Common house spiders do offer a venomous bite, but their venom isn’t potent or dangerous for humans. At worst, it typically feels somewhat like a bee sting in its sharp nature. Typically, a bite has no real long-term impact, and will typically itch for a few days or so at the most. Keeping these spiders away is a challenge, but they are typically stopped with a bug barrier and keeping spider-attracting features like heavy brush and woodpiles away from the area immediately around your home.
Southern Black Widow
The black widow is commonly known as one of the most venomous and dangerous species of spider in North America, and this isn’t undeserved or untrue. Famous for their characteristic black bodies with a distinct red hourglass marking on the underside of their abdomen, black widows are incredibly common in Arkansas and can be found around houses almost everywhere in the state. Black widows do possess a particularly dangerous venom, although it is exclusive to just full-grown adult females. Juveniles and males typically don’t have enough potency to cause any real harm.
With that being said, the Southern Black Widow’s venom does have the ability to cause some serious health problems, and may even be fatal for young children, seniors, and those with major health issues. It’s important to make your way to a hospital immediately if you have suffered a black widow bite.
Cellar spiders are also known as a “daddy long-legs” and are frequently mistaken for other types of insects you might find in your house. There is an easy way to tell them apart: a cellar spider does not fly (those with wings that look like giant mosquitos are actually crane flies), and they have a multi-sectioned body (insects with a single-piece body and no wings are called Harvestmen).
There is a popular myth that a cellar spider is actually one of the most venomous and deadly spiders on the planet, and that makes them particularly scary to find around your home. While they do have long fangs that can penetrate skin, their venom is borderline harmless to humans. Aside from an itchy welt at the bite spot, you won’t feel any other effects. However, we can understand if you don’t want these guys (or their impostor look-alikes) hanging around in your basement or attic.
The brown recluse is another one of those spiders whose power is well-known and not overstated. These spiders possess a nasty bite that could be deadly to those who are vulnerable, and that can cause severe skin damage to those who are healthy. They are generally small (roughly around the size of a quarter when you include their legs) and their brown color often makes them well-camouflaged in just about any environment. However, their easily identifiable feature is a dark-brown pattern on their abdomen that looks somewhat like a violin. This is what gives them their nickname the “fiddleback” spider.

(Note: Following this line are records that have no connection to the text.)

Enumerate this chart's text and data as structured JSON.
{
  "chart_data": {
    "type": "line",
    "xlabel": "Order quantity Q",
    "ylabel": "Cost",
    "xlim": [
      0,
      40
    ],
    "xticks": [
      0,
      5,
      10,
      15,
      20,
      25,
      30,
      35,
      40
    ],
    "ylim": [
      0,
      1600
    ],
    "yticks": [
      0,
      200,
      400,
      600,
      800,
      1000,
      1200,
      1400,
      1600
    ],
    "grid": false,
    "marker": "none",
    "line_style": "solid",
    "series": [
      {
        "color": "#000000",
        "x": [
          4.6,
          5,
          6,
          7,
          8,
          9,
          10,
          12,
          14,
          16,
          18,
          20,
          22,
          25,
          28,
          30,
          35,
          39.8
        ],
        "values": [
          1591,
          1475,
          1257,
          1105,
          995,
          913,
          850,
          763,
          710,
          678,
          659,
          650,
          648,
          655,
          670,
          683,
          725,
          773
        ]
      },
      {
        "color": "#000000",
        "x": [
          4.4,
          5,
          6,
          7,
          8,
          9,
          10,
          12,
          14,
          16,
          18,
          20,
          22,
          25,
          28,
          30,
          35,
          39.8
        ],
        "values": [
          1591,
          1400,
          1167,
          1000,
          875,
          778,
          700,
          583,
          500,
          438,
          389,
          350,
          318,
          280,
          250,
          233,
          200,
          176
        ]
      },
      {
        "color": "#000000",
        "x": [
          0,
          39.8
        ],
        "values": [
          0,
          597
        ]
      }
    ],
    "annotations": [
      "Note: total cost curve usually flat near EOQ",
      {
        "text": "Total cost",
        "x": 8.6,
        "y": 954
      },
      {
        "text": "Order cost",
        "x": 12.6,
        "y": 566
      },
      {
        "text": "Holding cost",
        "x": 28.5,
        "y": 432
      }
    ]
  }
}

However, contrary to popular belief, brown recluse spiders are not aggressive. In fact, they almost exclusively bite out of self-defense, and many of their self-defense bites are “dry bites” where they don’t actually inject any venom at all. With that being said, however, a bite could cause a serious wound to your skin that requires medical attention.
Deadly Ground Crab Spider
Remember how we said that a spider’s name isn’t always completely honest? Well, this is a prime example. The deadly ground crab spider may be deadly, but only if you’re a fly, mosquito, or some other form of small insect found in soil. To humans and pets, they’re pretty much completely harmless, as their small fangs probably aren’t even large enough to pierce through our skin except in the thinnest of areas.
The deadly ground crab spider gets its name from its crab-like appearance, where the first and second pair of legs are significantly larger than the third and fourth pair. Contrary to what you might believe, these spiders are actually remarkably fast, which makes them prolific hunters in their own right. However, you’d be forgiven for never actually seeing one of these spiders in action—females only get to a little under half an inch in length at most, and males generally get to only about half of that size. Odds are, unless one finds its way into your home, your eyes might never catch one.